Ridley Scott’s Blade Runner is considered one of those great science fiction movies that has risen to cult status. Every nerd and film nerd has seen it and if they were around, saw it re-released in 1992. It is currently ranked #123 on IMDB, #97 on AFI’s 100 Years…100 Movies list and #6 on AFI’s top 10 sci-fi films. Yet, at the risk of sounding like a complete film blasphemer, I just don’t think I quite get it.
Don’t get me wrong, I do think Blade Runner is a good movie. The story is interesting enough, we’ve got Deckard (Harrison Ford) coming out of retirement for one last run to round up a few stray replicants. From what I understand, replicants are bio-engineered super smart people used as slaves that are illegal on Earth. Why you would create slaves smarter than their masters doesn’t make sense to me, but that’s for another time. Anyway, we watch Deckard run through the hazy LA streets, fly in cool flying cars and be a basic bad-ass while a few rogue replicants are causing trouble for their freedom. It’s a great ride, and to stir up the pot more, he falls in love with a replicant.

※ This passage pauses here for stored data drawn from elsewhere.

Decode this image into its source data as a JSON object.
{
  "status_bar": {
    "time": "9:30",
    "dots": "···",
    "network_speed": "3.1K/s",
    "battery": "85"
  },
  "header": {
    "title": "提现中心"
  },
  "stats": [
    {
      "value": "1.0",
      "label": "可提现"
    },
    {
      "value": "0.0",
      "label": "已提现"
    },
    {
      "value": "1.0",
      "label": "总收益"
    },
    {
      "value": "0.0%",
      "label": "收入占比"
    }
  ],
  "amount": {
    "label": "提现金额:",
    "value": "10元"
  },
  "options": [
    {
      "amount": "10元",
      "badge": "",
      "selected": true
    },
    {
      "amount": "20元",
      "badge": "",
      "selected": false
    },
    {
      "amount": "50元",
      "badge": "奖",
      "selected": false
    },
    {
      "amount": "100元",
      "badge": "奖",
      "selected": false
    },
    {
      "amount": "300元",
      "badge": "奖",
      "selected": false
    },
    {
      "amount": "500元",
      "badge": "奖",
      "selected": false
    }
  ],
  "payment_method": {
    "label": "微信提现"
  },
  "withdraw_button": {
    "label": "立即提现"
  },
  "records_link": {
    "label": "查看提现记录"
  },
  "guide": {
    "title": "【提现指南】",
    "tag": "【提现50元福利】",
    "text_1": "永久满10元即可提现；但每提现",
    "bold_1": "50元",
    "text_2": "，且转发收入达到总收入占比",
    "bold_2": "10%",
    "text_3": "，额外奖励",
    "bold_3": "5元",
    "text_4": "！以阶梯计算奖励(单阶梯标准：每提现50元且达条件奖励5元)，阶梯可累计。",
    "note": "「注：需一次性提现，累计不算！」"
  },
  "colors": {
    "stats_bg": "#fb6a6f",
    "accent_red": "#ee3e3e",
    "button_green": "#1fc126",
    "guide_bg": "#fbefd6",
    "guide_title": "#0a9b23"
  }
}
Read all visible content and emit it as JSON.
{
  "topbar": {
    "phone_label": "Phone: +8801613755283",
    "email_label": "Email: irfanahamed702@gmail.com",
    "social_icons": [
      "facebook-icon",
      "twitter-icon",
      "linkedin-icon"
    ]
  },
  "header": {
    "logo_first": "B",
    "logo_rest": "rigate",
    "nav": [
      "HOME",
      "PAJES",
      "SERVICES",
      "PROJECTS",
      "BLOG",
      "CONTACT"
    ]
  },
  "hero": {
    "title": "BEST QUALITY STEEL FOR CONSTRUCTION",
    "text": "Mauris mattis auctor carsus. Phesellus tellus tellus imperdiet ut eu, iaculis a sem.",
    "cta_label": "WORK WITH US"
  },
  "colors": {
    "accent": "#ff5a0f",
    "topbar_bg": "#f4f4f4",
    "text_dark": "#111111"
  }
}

Blade Runner is an extremely visual film. The images of a wet, dreary LA, enveloped in layers of fog and neon lights beaming behind it always blows me away. The shots of the city skyline are beautiful but then the flames shooting up add an unexpected archaic element. The wild, futuristic costumes and sets have a bit of a punk rock vibe with some classic noir aspects. The only Oscar nominations the film received were for art direction and visual effects.

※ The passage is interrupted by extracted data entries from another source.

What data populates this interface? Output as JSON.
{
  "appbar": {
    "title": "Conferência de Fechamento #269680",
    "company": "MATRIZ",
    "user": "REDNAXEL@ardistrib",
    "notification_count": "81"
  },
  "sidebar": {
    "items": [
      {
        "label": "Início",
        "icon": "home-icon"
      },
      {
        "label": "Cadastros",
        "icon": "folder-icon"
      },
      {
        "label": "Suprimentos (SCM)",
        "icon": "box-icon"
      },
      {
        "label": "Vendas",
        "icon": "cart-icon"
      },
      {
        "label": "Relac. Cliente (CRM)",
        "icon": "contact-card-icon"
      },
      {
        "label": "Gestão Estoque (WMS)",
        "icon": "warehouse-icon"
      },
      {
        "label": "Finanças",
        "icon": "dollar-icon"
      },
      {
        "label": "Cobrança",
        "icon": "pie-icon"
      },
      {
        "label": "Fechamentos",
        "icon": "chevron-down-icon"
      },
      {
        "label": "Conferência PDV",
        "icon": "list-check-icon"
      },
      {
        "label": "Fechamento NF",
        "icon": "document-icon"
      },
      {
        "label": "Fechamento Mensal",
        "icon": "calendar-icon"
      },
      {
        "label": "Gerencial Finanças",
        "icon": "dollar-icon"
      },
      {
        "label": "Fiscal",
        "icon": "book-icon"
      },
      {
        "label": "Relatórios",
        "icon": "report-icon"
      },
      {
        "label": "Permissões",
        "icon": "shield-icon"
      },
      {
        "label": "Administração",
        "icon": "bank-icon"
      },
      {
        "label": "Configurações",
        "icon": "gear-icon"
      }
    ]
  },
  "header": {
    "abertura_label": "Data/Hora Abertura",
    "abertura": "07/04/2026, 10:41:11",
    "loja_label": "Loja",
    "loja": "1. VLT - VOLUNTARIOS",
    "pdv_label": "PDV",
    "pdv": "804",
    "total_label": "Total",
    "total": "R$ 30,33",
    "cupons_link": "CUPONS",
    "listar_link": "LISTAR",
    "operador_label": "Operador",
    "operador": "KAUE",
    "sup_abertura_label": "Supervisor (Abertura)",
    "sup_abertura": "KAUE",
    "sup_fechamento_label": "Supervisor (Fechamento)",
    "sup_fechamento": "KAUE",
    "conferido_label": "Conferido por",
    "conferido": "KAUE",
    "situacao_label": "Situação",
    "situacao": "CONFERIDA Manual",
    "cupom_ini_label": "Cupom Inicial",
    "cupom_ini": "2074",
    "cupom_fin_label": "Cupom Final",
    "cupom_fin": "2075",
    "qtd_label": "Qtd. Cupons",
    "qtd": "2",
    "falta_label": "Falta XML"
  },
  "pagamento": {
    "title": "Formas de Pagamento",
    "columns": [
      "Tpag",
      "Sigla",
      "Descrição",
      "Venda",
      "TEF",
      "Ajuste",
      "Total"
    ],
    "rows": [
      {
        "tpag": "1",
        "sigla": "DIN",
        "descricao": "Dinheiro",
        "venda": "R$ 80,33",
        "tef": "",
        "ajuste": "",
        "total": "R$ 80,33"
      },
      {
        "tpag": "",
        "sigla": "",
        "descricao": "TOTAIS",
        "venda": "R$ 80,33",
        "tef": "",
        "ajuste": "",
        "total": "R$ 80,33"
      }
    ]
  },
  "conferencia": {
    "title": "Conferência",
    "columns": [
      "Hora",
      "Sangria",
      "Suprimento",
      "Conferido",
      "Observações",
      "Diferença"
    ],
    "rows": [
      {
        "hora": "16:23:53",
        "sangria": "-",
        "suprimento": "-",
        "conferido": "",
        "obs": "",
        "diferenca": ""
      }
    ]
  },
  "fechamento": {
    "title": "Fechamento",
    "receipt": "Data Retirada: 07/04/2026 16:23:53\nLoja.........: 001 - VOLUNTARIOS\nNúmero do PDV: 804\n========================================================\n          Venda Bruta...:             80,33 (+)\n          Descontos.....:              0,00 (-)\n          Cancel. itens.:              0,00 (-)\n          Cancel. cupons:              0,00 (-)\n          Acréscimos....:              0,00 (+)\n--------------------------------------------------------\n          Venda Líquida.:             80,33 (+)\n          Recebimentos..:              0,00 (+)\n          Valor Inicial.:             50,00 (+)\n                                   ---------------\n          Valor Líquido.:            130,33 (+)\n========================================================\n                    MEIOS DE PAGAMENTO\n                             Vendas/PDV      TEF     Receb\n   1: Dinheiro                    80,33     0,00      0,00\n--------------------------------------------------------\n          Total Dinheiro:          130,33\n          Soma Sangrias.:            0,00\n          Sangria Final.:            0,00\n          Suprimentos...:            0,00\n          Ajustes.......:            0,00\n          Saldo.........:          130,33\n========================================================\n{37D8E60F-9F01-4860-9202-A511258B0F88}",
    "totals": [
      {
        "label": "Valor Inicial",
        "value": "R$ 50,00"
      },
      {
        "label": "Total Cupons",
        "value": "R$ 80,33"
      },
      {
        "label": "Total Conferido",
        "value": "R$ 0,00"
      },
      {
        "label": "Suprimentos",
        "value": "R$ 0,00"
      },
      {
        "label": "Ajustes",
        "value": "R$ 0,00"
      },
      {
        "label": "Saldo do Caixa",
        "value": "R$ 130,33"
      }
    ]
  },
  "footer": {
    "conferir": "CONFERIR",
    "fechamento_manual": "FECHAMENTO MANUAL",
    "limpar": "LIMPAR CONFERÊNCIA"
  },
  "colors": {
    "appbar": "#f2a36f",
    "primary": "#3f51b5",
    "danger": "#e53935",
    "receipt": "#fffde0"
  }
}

However, some of the acting throws me off. It doesn’t feel real, and sometimes crosses the line to where I can’t take it seriously (“Wake up! Time to die!”). Yet, I find it understandable. These replicants are not real humans and it’s stated that they don’t have as much emotional experience and are more detached. I’m not sure if that can really justify moments that make our characters seem so cookie-cutter and out of touch.
I can’t wait until 2019 when everyone complains about how Blade Runner obviously got the future all wrong. I can tell you right now, we’re not going to have flying cars, not even in LA where they desperately need something to alleviate the traffic. No amount of climate change will turn LA into a rainy, dark place in only 6 years. And there is way too many people smoking, but hey, that adds to the foggy noir atmosphere.
Of course, there is the big debate people get into after this film: is Deckard a replicant? The evidence is ambiguous, he does seem emotionally detached and smarter than most humans. My thought has always been, perhaps they needed a replicant to find and “retire” other replicants. But what a can of worms that becomes at the end! In 2000, Ridley Scott, the film’s director, came out and said that Deckard is indeed a replicant, much to Ford’s dismay. So much for debating now, but it’s still fun.
I guess, in the end Blade Runner is a pretty awesome film. It’s visually striking, has some great sci-fi elements and has a good mix of action and noir. The fact that I’ve never been able to get into the story is probably just me, however by the end I am loving all the symbolism and meaning I find in Roy’s final decision. And the philosophical ideas separating humans and replicants swim in my mind for days after seeing Blade Runner.
“The report read “Routine retirement of a replicant.” That didn’t make me feel any better about shooting a woman in the back.”